Shared physical child custody arrangements can be an excellent situation for the parents and the children alike. For one, the arrangements will benefit the children because they’ll get to spend more time with both their mothers and their fathers on a weekly basis. Secondly, the parents will both be given a certain amount of break time to themselves when the children are with the other parent.
That said, you will want to consider a lot of different factors in order to ensure that your shared custody plan serves the best interests of your child. Here are two things to think about in this regard:
What is the age and temperament of your child? Certain children may be too sensitive to leave one parent for half the week, change homes and have so much flexibility during the week. In some cases, a child might be too young for these kinds of transitions. In other cases, the child may have individualized emotional needs that won’t be readily met with this kind of schedule. Perhaps, it’s simply a matter of waiting until the child is a little older and more mature to divide his or her time between mom and dad.

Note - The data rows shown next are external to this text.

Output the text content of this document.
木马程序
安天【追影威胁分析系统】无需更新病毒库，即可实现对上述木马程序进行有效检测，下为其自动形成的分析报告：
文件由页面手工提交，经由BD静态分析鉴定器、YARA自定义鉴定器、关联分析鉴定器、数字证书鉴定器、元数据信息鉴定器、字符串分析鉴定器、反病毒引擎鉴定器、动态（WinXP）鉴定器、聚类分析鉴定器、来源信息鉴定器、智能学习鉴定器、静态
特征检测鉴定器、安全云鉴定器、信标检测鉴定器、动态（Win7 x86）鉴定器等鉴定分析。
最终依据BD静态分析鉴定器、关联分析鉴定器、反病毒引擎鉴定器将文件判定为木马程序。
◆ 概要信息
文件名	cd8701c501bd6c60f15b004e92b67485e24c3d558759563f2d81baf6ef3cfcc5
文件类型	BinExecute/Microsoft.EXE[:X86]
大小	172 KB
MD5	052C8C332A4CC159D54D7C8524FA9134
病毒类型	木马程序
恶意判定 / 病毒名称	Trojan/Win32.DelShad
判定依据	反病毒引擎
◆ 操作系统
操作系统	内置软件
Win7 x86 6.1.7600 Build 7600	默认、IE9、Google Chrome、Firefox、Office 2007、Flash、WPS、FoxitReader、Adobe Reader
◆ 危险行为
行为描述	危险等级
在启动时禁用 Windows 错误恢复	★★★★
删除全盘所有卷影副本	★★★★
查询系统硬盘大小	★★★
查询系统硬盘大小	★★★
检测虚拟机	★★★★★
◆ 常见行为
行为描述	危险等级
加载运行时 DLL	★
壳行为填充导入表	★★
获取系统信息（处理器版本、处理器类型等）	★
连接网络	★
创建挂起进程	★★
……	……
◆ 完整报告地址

The special needs of your child: If your child has a disability or has some other kind of special need relating to his schedule or the way you and your spouse need to take care of him or her. For a special needs child, the house-swapping arrangement could simply be too difficult to do.
If you’re setting up shared parenting arrangements relating to a recent divorce, you might want to look at all the different options available to parents who are sharing time between their children. You might just find an arrangement that perfectly suits your and your children’s needs.